Du cheval dans les lasagnes au boeuf! le scandale d'ampleur européenne a révélé l'opacité des circuits dans l'agroalimentaire sans que la transparence promise soit 100% garantie un an après. Le «horsegate» démarre par l'Angleterre en janvier 2013 avant que la tromperie ne soit découverte en France le mois suivant, à la veille du Salon de l'Agriculture, et n'éclabousse rapidement l'Europe: au total, plus de 4,5 millions de plats frauduleux ont été écoulés dans 13 pays, le public découvre effaré l'existence de «traders» en viande dont les affaires passent par Chypre, les Pays-Bas ou la Roumanie et celle du «minerai de viande», aggloméré de bas morceaux hachés vendus le plus souvent congelés.

La justice enquête encore

Un an plus tard, la justice enquête encore, l'entreprise Spanghero dans l'Aude, par qui le scandale est arrivé, peine à se relancer sous le nom de La Lauragaise et 60% des consommateurs maintiennent leur défiance envers les plats industriels, jugeant qu'ils manquent d'informations sur leur contenu (sondage Ipsos publié en novembre). Bien sûr, l'affaire n'a causé aucun tort sanitaire et même, insiste aujourd'hui le directeur général de l'Alimentation Patrick Dehaumont, elle «a mis en évidence la pertinence du dispositif sanitaire: si la nature de la viande avait été problématique, elle aurait été arrêtée à l'entrée à l'abattoir».

De fait, les chevaux, abattus en France, avaient fait l'objet des vérifications requises. Un motif de satisfaction alors que Findus, la première marque prise la main dans le sac - et pas la seule - s'est avérée incapable d'expliquer la provenance de la viande dans ses lasagnes. Sur ce point, tout le monde s'accorde pour dénoncer cette quête effrénée au moindre coût, qui fait courir industriels et fournisseurs à travers la planète.

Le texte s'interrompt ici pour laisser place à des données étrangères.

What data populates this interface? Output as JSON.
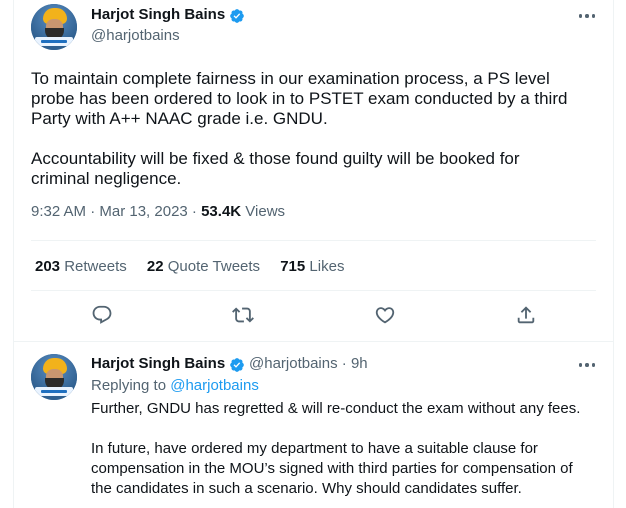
{
  "tweet": {
    "author_name": "Harjot Singh Bains",
    "author_handle": "@harjotbains",
    "text_lines": [
      "To maintain complete fairness in our examination process, a PS level",
      "probe has been ordered to look in to PSTET exam conducted by a third",
      "Party with A++ NAAC grade i.e. GNDU.",
      "Accountability will be fixed & those found guilty will be booked for",
      "criminal negligence."
    ],
    "time": "9:32 AM · Mar 13, 2023 · ",
    "views_count": "53.4K",
    "views_label": " Views",
    "retweets_count": "203",
    "retweets_label": "Retweets",
    "quotes_count": "22",
    "quotes_label": "Quote Tweets",
    "likes_count": "715",
    "likes_label": "Likes",
    "icons": [
      "reply-icon",
      "retweet-icon",
      "like-icon",
      "share-icon",
      "verified-icon",
      "more-icon"
    ]
  },
  "reply": {
    "author_name": "Harjot Singh Bains",
    "author_handle": "@harjotbains",
    "time": " · 9h",
    "replying_prefix": "Replying to ",
    "replying_handle": "@harjotbains",
    "text_lines": [
      "Further, GNDU has regretted & will re-conduct the exam without any fees.",
      "In future, have ordered my department to have a suitable clause for",
      "compensation in the MOU’s signed with third parties for compensation of",
      "the candidates in such a scenario. Why should candidates suffer."
    ]
  },
  "colors": {
    "accent": "#1d9bf0",
    "secondary_text": "#536471",
    "primary_text": "#0f1419",
    "divider": "#eff3f4"
  }
}
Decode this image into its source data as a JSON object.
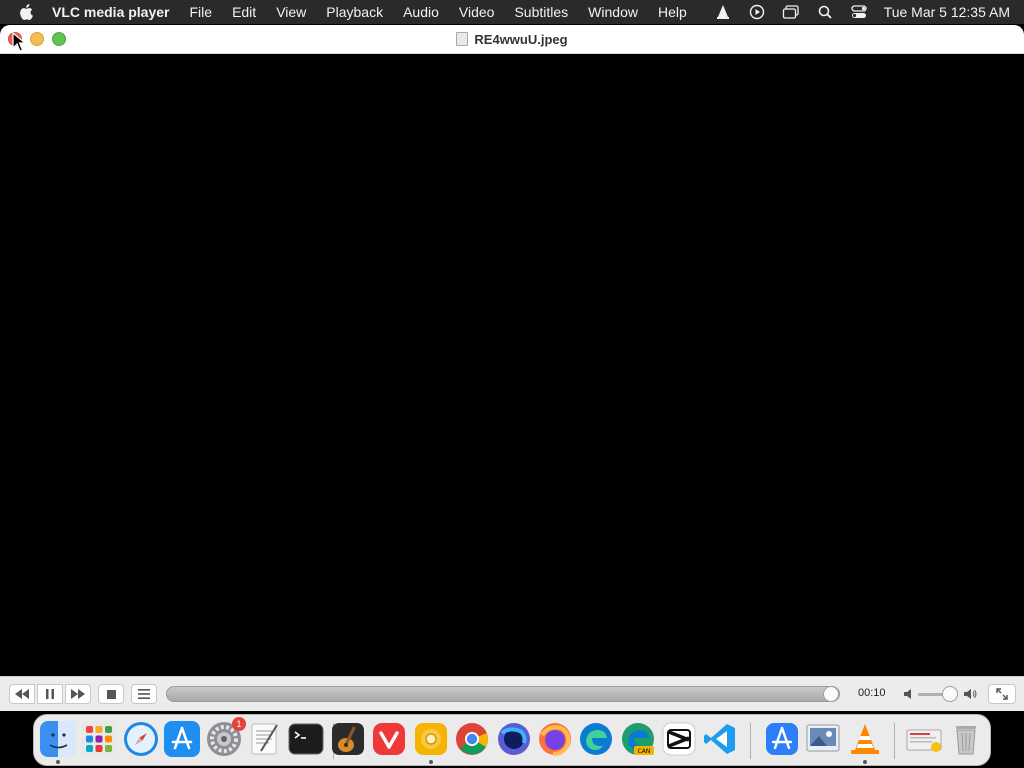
{
  "menubar": {
    "app_name": "VLC media player",
    "items": [
      "File",
      "Edit",
      "View",
      "Playback",
      "Audio",
      "Video",
      "Subtitles",
      "Window",
      "Help"
    ],
    "status_icons": [
      "vlc-cone-icon",
      "play-circle-icon",
      "window-stack-icon",
      "search-icon",
      "control-center-icon"
    ],
    "clock": "Tue Mar 5  12:35 AM"
  },
  "window": {
    "title": "RE4wwuU.jpeg"
  },
  "controls": {
    "time": "00:10",
    "playback_progress": 1.0,
    "volume_level": 0.75
  },
  "dock": {
    "apps": [
      {
        "name": "finder-icon",
        "color": "#3a8ff0"
      },
      {
        "name": "launchpad-icon",
        "color": "#e8e8e8"
      },
      {
        "name": "safari-icon",
        "color": "#1e88e5"
      },
      {
        "name": "app-store-icon",
        "color": "#1f8ef1"
      },
      {
        "name": "system-settings-icon",
        "color": "#8e8e93",
        "badge": "1"
      },
      {
        "name": "textedit-icon",
        "color": "#f5f5f5"
      },
      {
        "name": "terminal-icon",
        "color": "#1c1c1e"
      },
      {
        "name": "garageband-icon",
        "color": "#2b2b2b"
      },
      {
        "name": "vivaldi-icon",
        "color": "#ef3939"
      },
      {
        "name": "chrome-canary-icon",
        "color": "#f4b400"
      },
      {
        "name": "chrome-icon",
        "color": "#ffffff"
      },
      {
        "name": "firefox-nightly-icon",
        "color": "#5b5bd6"
      },
      {
        "name": "firefox-icon",
        "color": "#ff7139"
      },
      {
        "name": "edge-icon",
        "color": "#0c7bd4"
      },
      {
        "name": "edge-canary-icon",
        "color": "#1e9e6a",
        "label": "CAN"
      },
      {
        "name": "capcut-icon",
        "color": "#111111"
      },
      {
        "name": "vscode-icon",
        "color": "#1f9cf0"
      },
      {
        "name": "xcode-simulator-icon",
        "color": "#2d7ff9"
      },
      {
        "name": "preview-icon",
        "color": "#6b8bb7"
      },
      {
        "name": "vlc-icon",
        "color": "#ff8800"
      },
      {
        "name": "downloads-folder-icon",
        "color": "#f0f0f0"
      },
      {
        "name": "trash-icon",
        "color": "#c8c8c8"
      }
    ]
  }
}
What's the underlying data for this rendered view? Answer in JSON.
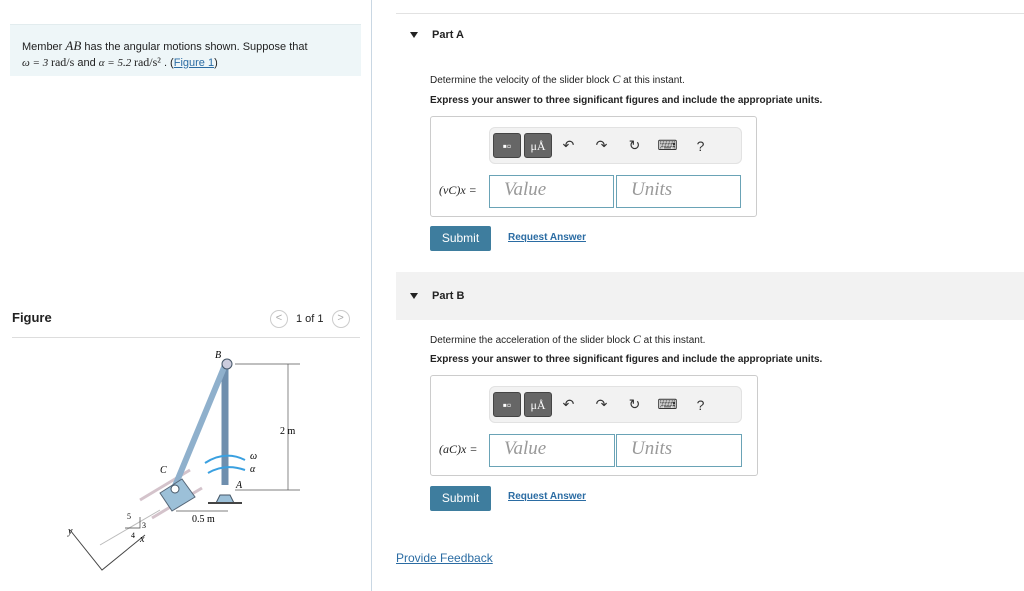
{
  "problem": {
    "text_pre": "Member ",
    "member": "AB",
    "text_mid": " has the angular motions shown. Suppose that",
    "omega": "ω = 3 ",
    "omega_unit": "rad/s",
    "and": " and ",
    "alpha": "α = 5.2 ",
    "alpha_unit": "rad/s²",
    "dot": " . (",
    "figure_link": "Figure 1",
    "close": ")"
  },
  "figure": {
    "label": "Figure",
    "pager": "1 of 1",
    "prev": "<",
    "next": ">",
    "labels": {
      "B": "B",
      "C": "C",
      "A": "A",
      "omega": "ω",
      "alpha": "α",
      "height": "2 m",
      "width": "0.5 m",
      "five": "5",
      "three": "3",
      "four": "4",
      "x": "x",
      "y": "y"
    }
  },
  "parts": [
    {
      "title": "Part A",
      "q1_pre": "Determine the velocity of the slider block ",
      "q1_var": "C",
      "q1_post": " at this instant.",
      "q2": "Express your answer to three significant figures and include the appropriate units.",
      "label": "(vC)x =",
      "value_ph": "Value",
      "units_ph": "Units",
      "submit": "Submit",
      "request": "Request Answer"
    },
    {
      "title": "Part B",
      "q1_pre": "Determine the acceleration of the slider block ",
      "q1_var": "C",
      "q1_post": " at this instant.",
      "q2": "Express your answer to three significant figures and include the appropriate units.",
      "label": "(aC)x =",
      "value_ph": "Value",
      "units_ph": "Units",
      "submit": "Submit",
      "request": "Request Answer"
    }
  ],
  "toolbar": {
    "templates": "▪▫",
    "units": "μÅ",
    "undo": "↶",
    "redo": "↷",
    "reset": "↻",
    "keyboard": "⌨",
    "help": "?"
  },
  "feedback": "Provide Feedback"
}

«Du boeuf pas cher, ça n'existe pas»

«Le signal, ç'aurait dû être le prix: du boeuf pas cher, ça n'existe pas, donc le pro doit se poser des questions, et le transformateur ensuite. Or ils s'en sont accommodés sur toute la chaîne» lance Pierre Halliez, directeur général du Syndicat national des viandes (qui représente tout le secteur sauf la volaille). «On a un réseau de responsables qui laissent entendre qu'on peut toujours trouver moins cher et cette question là n'a pas été résolue» ajoute-t-il en dénonçant le comportement de grande distribution.

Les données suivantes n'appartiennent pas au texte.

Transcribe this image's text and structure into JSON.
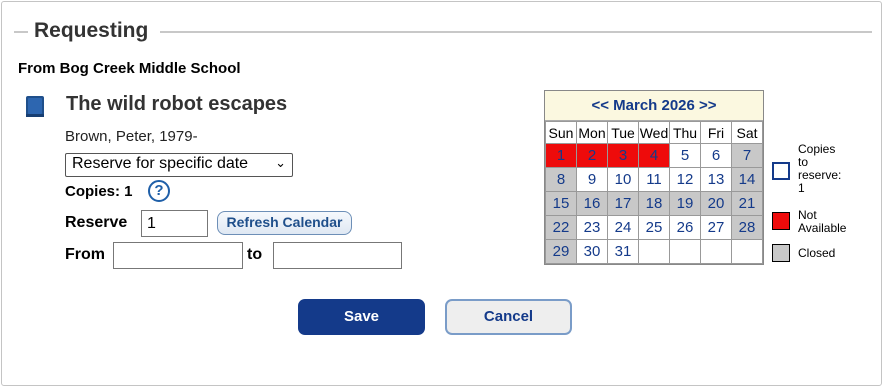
{
  "section": {
    "title": "Requesting"
  },
  "from_school": "From Bog Creek Middle School",
  "item": {
    "icon": "book-icon",
    "title": "The wild robot escapes",
    "author": "Brown, Peter, 1979-"
  },
  "request_type": {
    "selected": "Reserve for specific date"
  },
  "copies": {
    "label": "Copies: 1",
    "help_icon": "question-icon",
    "help_text": "?"
  },
  "reserve": {
    "label": "Reserve",
    "value": "1",
    "refresh_label": "Refresh Calendar"
  },
  "date_range": {
    "from_label": "From",
    "to_label": "to",
    "from_value": "",
    "to_value": ""
  },
  "actions": {
    "save_label": "Save",
    "cancel_label": "Cancel"
  },
  "calendar": {
    "prev_label": "<<",
    "month_label": "March 2026",
    "next_label": ">>",
    "weekdays": [
      "Sun",
      "Mon",
      "Tue",
      "Wed",
      "Thu",
      "Fri",
      "Sat"
    ],
    "weeks": [
      [
        {
          "d": "1",
          "s": "na"
        },
        {
          "d": "2",
          "s": "na"
        },
        {
          "d": "3",
          "s": "na"
        },
        {
          "d": "4",
          "s": "na"
        },
        {
          "d": "5",
          "s": "open"
        },
        {
          "d": "6",
          "s": "open"
        },
        {
          "d": "7",
          "s": "closed"
        }
      ],
      [
        {
          "d": "8",
          "s": "closed"
        },
        {
          "d": "9",
          "s": "open"
        },
        {
          "d": "10",
          "s": "open"
        },
        {
          "d": "11",
          "s": "open"
        },
        {
          "d": "12",
          "s": "open"
        },
        {
          "d": "13",
          "s": "open"
        },
        {
          "d": "14",
          "s": "closed"
        }
      ],
      [
        {
          "d": "15",
          "s": "closed"
        },
        {
          "d": "16",
          "s": "closed"
        },
        {
          "d": "17",
          "s": "closed"
        },
        {
          "d": "18",
          "s": "closed"
        },
        {
          "d": "19",
          "s": "closed"
        },
        {
          "d": "20",
          "s": "closed"
        },
        {
          "d": "21",
          "s": "closed"
        }
      ],
      [
        {
          "d": "22",
          "s": "closed"
        },
        {
          "d": "23",
          "s": "open"
        },
        {
          "d": "24",
          "s": "open"
        },
        {
          "d": "25",
          "s": "open"
        },
        {
          "d": "26",
          "s": "open"
        },
        {
          "d": "27",
          "s": "open"
        },
        {
          "d": "28",
          "s": "closed"
        }
      ],
      [
        {
          "d": "29",
          "s": "closed"
        },
        {
          "d": "30",
          "s": "open"
        },
        {
          "d": "31",
          "s": "open"
        },
        {
          "d": "",
          "s": "empty"
        },
        {
          "d": "",
          "s": "empty"
        },
        {
          "d": "",
          "s": "empty"
        },
        {
          "d": "",
          "s": "empty"
        }
      ]
    ]
  },
  "legend": {
    "copies_to_reserve": "Copies to reserve: 1",
    "not_available": "Not Available",
    "closed": "Closed"
  },
  "colors": {
    "primary": "#143a8a",
    "not_available": "#ee0b0b",
    "closed": "#c8c8c8",
    "calendar_header": "#fbf8e0"
  }
}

L'Europe ne veut pas d'une étiquette d'origine sur les plats préparés

La mention d'origine du boeuf, obligatoire sur l'étiquette depuis la crise de la vache folle en 1996 en France (et en 2000 en Europe), qui sera étendue ce mois-ci aux autres viandes sur une base volontaire, ne concerne en revanche toujours pas les plats préparés. Malgré l'engagement immédiat l'hiver dernier des pouvoirs publics, elle n'a même aucune chance d'être imposée dans l'immédiat puisque la Commission européenne n'en veut pas.Au plus fort de la crise, ce fut la promesse du ministre délégué à la Consommation Benoît Hamon et les dispositions figurent en bonne place dans sa loi, qui vient d'être adoptée au Sénat et sera promulguée au printemps.

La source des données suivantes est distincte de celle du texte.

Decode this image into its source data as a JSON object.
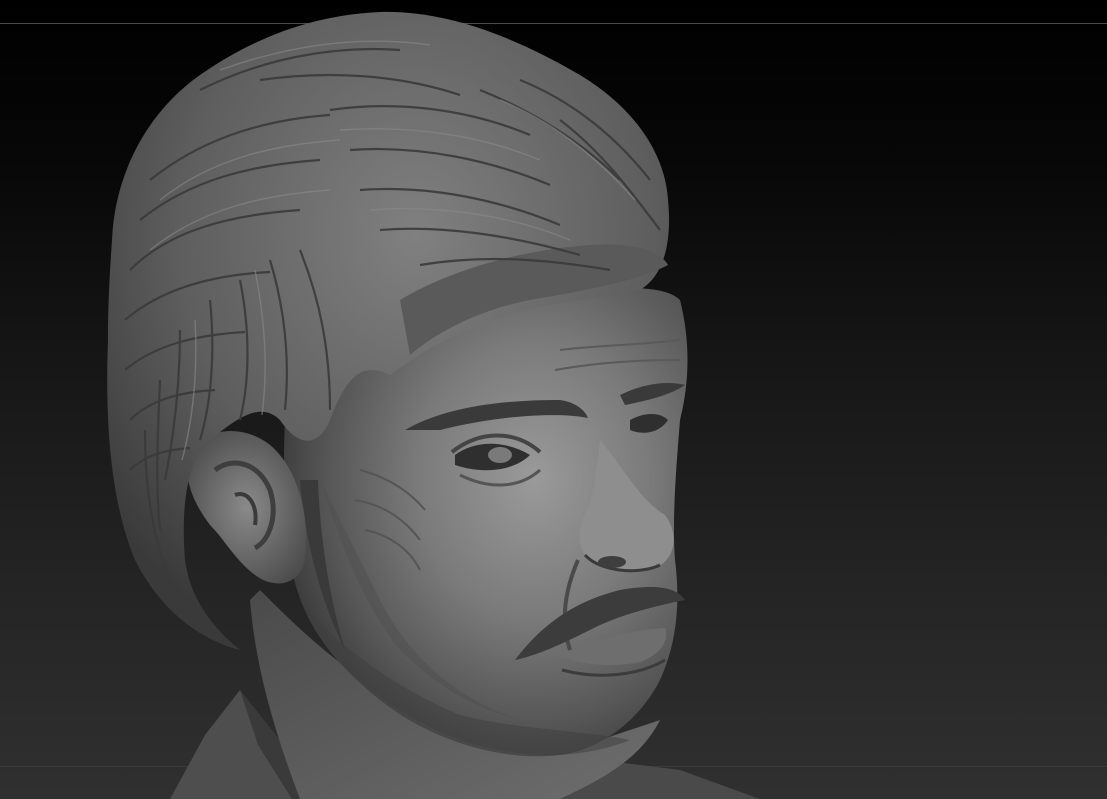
{
  "app": {
    "viewport_background_top": "#000000",
    "viewport_background_bottom": "#303030",
    "material": "matcap-gray",
    "material_color": "#6e6e6e"
  },
  "model": {
    "subject": "sculpted-male-head-bust",
    "icon": "sculpt-mesh-icon"
  }
}
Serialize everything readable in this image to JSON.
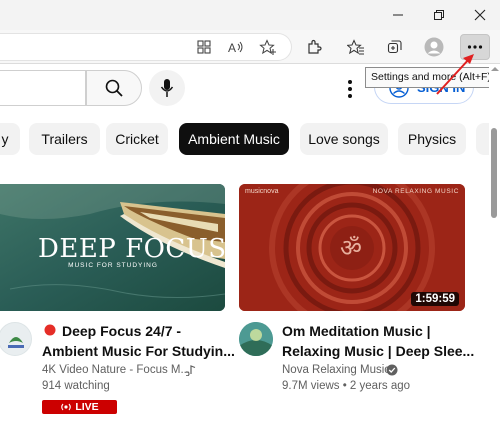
{
  "window": {
    "minimize_icon": "minimize-icon",
    "restore_icon": "restore-icon",
    "close_icon": "close-icon"
  },
  "toolbar": {
    "icons": [
      "split-screen-icon",
      "read-aloud-icon",
      "add-favorite-icon",
      "extensions-icon",
      "favorites-icon",
      "collections-icon",
      "profile-icon",
      "more-icon"
    ],
    "tooltip": "Settings and more (Alt+F)"
  },
  "header": {
    "search_icon": "search-icon",
    "mic_icon": "microphone-icon",
    "signin_label": "SIGN IN"
  },
  "chips": [
    {
      "label": "y",
      "active": false
    },
    {
      "label": "Trailers",
      "active": false
    },
    {
      "label": "Cricket",
      "active": false
    },
    {
      "label": "Ambient Music",
      "active": true
    },
    {
      "label": "Love songs",
      "active": false
    },
    {
      "label": "Physics",
      "active": false
    }
  ],
  "videos": [
    {
      "thumb_title": "DEEP FOCUS",
      "thumb_subtitle": "MUSIC FOR STUDYING",
      "title_line1": "Deep Focus 24/7 -",
      "title_line2": "Ambient Music For Studyin...",
      "channel": "4K Video Nature - Focus M...",
      "stats": "914 watching",
      "badge": "LIVE",
      "live_color": "#cc0000"
    },
    {
      "thumb_brand_left": "musicnova",
      "thumb_brand_right": "NOVA RELAXING MUSIC",
      "duration": "1:59:59",
      "title_line1": "Om Meditation Music |",
      "title_line2": "Relaxing Music | Deep Slee...",
      "channel": "Nova Relaxing Music",
      "stats": "9.7M views • 2 years ago"
    }
  ],
  "colors": {
    "accent_blue": "#065fd4",
    "annotation_arrow": "#e02020"
  }
}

Las, le dispositif étant soumis à validation européenne ne risque pas de voir le jour: Bruxelles a prétexté un «surcoût» pénalisant pour l'industrie, pourtant évalué à «0,7%, soit 1,5 centime par barquette de lasagne» selon l'UFC-Que Choisir. «Au final, l'Europe dit aux fraudeurs de tous poils: on parie sur votre sens civique et votre bonne conscience . Ce n'est pas sérieux», regrette le ministre, qui juge que «la transparence n'empêche pas la triche mais elle complique la vie des tricheurs». De même que les sanctions, multipliées par dix et qu'il espère dissuasives.

«Chapeau bas aux industriels et aux groupes de grande distribution: ils ont mené un lobbying efficace à Bruxelles!» s'insurge Jean-Pierre Fleury, secrétaire général de la Fédération nationale bovine (FNB). «Nos ministres de l'Agriculture (Stéphane Le Foll) et de la Consommation ont mené un travail courageux, mais la Commission s'assied dessus». La FNB s'est d'ailleurs constituée partie civile dans cette affaire - le SNIV et Interbev, l'inter profession bétails et viandes, envisagent de faire de même.

Un lobbying efficace à Bruxelles

«L'industrie agroalimentaire a-t-elle changé? Certains sous la pression, oui. D'autres pas du tout» tranche Olivier Andrault, chargé de mission Alimentation à l'UFC-Que Choisir. L'association de défense du consommateur a publié en décembre (10 mois après l'affaire) une étude méticuleuse montrant qu'en dépit des engagements d'auto-contrôle pris la main sur le coeur par les industriels, «dans presque tous les rayons les produits restent majoritairement muets sur la provenance de la viande». La moitié des produits surgelés seulement donnent l'information, six marques nationales sur dix n'en donnent aucune et seules deux marques de grande distribution jouent la transparence.